Service d’autocar en Beauce : deux MRC font marche arrière
Des maires acceptent finalement de subventionner la ligne Québec–Saint-Georges
Le vent tourne dans le dossier du transport interurbain en Beauce. Deux des trois MRC sur lesquelles repose le maintien du service se disent désormais prêtes à contribuer à son financement. La troisième est en réflexion.

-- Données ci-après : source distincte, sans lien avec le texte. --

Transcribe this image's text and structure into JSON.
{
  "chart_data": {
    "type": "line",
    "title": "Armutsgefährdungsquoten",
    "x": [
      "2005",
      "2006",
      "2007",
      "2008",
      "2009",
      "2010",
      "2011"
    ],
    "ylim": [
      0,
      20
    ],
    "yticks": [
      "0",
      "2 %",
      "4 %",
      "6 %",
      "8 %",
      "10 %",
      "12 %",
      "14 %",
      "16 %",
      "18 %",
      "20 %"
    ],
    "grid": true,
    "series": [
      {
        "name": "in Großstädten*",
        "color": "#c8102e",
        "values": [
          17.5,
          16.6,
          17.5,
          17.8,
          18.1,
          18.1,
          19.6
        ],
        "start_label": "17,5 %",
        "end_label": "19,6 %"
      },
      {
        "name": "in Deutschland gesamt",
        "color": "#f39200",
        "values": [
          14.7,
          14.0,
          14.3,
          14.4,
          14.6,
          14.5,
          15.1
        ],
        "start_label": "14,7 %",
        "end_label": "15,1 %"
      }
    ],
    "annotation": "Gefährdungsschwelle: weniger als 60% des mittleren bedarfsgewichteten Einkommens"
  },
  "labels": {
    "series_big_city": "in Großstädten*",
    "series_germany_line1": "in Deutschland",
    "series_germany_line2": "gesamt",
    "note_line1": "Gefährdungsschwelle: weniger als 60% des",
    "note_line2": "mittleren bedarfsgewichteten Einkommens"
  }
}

« Si on prend un pas de recul, je pense qu’il y a eu peut-être un manque de communication entre nous et M. Breton [le patron de la compagnie Autobus Breton] », a expliqué le préfet de BeauceSartigan, Normand Roy, en entrevue au Devoir mercredi. Sa MRC et celle de la Nouvelle-Beauce ont annoncé en matinée qu’elles renonçaient à suspendre la subvention accordée à la compagnie d’autocar comme elles l’avaient annoncé le mois dernier.

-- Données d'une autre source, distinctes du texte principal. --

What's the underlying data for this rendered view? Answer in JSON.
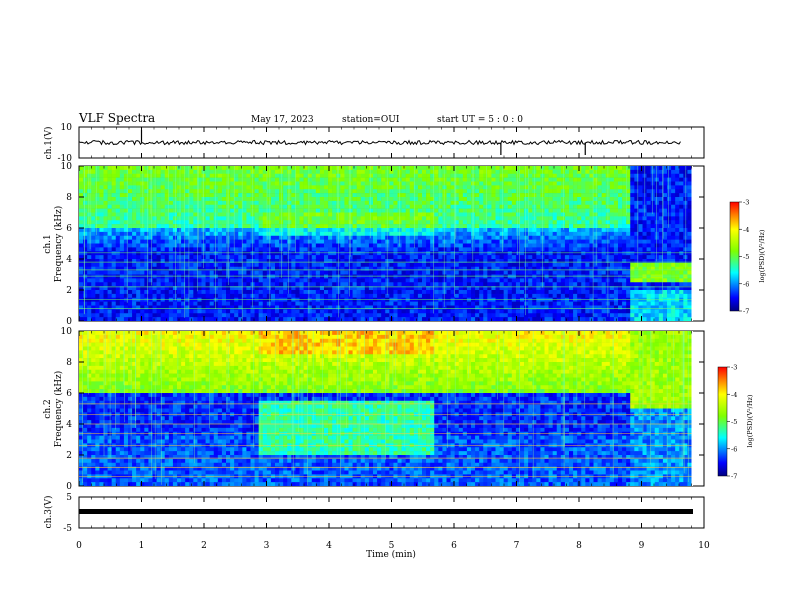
{
  "header": {
    "title": "VLF Spectra",
    "date": "May 17, 2023",
    "station": "station=OUI",
    "start": "start  UT =  5 : 0  : 0"
  },
  "chart_data": {
    "type": "heatmap",
    "x_axis": {
      "label": "Time  (min)",
      "range": [
        0,
        10
      ],
      "ticks": [
        "0",
        "1",
        "2",
        "3",
        "4",
        "5",
        "6",
        "7",
        "8",
        "9",
        "10"
      ],
      "data_end_min": 9.8
    },
    "panels": [
      {
        "kind": "waveform",
        "ylabel": "ch.1(V)",
        "yrange": [
          -10,
          10
        ],
        "ticks": [
          "10",
          "-10"
        ],
        "level": 0,
        "spikes_min": [
          1.0,
          6.75,
          8.1
        ]
      },
      {
        "kind": "spectrogram",
        "ylabel_channel": "ch.1",
        "ylabel": "Frequency  (kHz)",
        "yrange": [
          0,
          10
        ],
        "ticks": [
          "0",
          "2",
          "4",
          "6",
          "8",
          "10"
        ],
        "colorbar": {
          "label": "log(PSD)(V²/Hz)",
          "range": [
            -7,
            -3
          ],
          "ticks": [
            "-3",
            "-4",
            "-5",
            "-6",
            "-7"
          ]
        },
        "segments_min": [
          [
            0,
            2.9
          ],
          [
            2.9,
            5.7
          ],
          [
            5.7,
            8.85
          ],
          [
            8.85,
            9.8
          ]
        ]
      },
      {
        "kind": "spectrogram",
        "ylabel_channel": "ch.2",
        "ylabel": "Frequency  (kHz)",
        "yrange": [
          0,
          10
        ],
        "ticks": [
          "0",
          "2",
          "4",
          "6",
          "8",
          "10"
        ],
        "colorbar": {
          "label": "log(PSD)(V²/Hz)",
          "range": [
            -7,
            -3
          ],
          "ticks": [
            "-3",
            "-4",
            "-5",
            "-6",
            "-7"
          ]
        },
        "segments_min": [
          [
            0,
            2.9
          ],
          [
            2.9,
            5.7
          ],
          [
            5.7,
            8.85
          ],
          [
            8.85,
            9.8
          ]
        ]
      },
      {
        "kind": "waveform",
        "ylabel": "ch.3(V)",
        "yrange": [
          -5,
          5
        ],
        "ticks": [
          "5",
          "-5"
        ],
        "level": 0
      }
    ]
  },
  "colors": {
    "low": "#00008c",
    "mid": "#00ff00",
    "high": "#ff0000",
    "trace": "#000000"
  }
}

Et ce n’est pas tout : elles garantissent que cette aide serait désormais accordée sur trois ans, plutôt que sur une base annuelle.
Sans subvention, le patron d’Autobus Breton avait annoncé son intention d’interrompre le service à compter du 31 décembre. Il affirme qu’en raison de la diminution de l’achalandage, le trajet entre Saint-Georges et la capitale est déficitaire depuis des années.
Reste à savoir si la troisième MRC de la Beauce, celle de Robert-Cliche, emboîtera le pas, d’autant plus que c’était la plus réticente dès le départ, remarque Pierre Breton. « Il ne faudrait pas qu’ils disent non, parce que ça peut vraiment faire retomber le dossier. »
Chose certaine, la décision ne sera pas connue avant deux semaines, puisque la réunion à ce sujet entre les maires de ce secteur n’est prévue que pour le 14 novembre.
Joint mercredi, le préfet suppléant de Robert-Cliche, Jean-Rock Veilleux, ne voulait pas présumer de la décision de ses collègues, mais a indiqué que la MRC allait « réévaluer » la décision de suspendre l’aide.
« Normalement, les trois MRC, on fonctionne ensemble, mais je ne veux présumer de rien », a-t-il dit.
Des comptes à rendre
Qu’adviendrait-il si les maires de Robert-Cliche votaient contre ? Le service pourrait-il survivre en partie ? Aucun des intervenants n’était en mesure de le dire mercredi.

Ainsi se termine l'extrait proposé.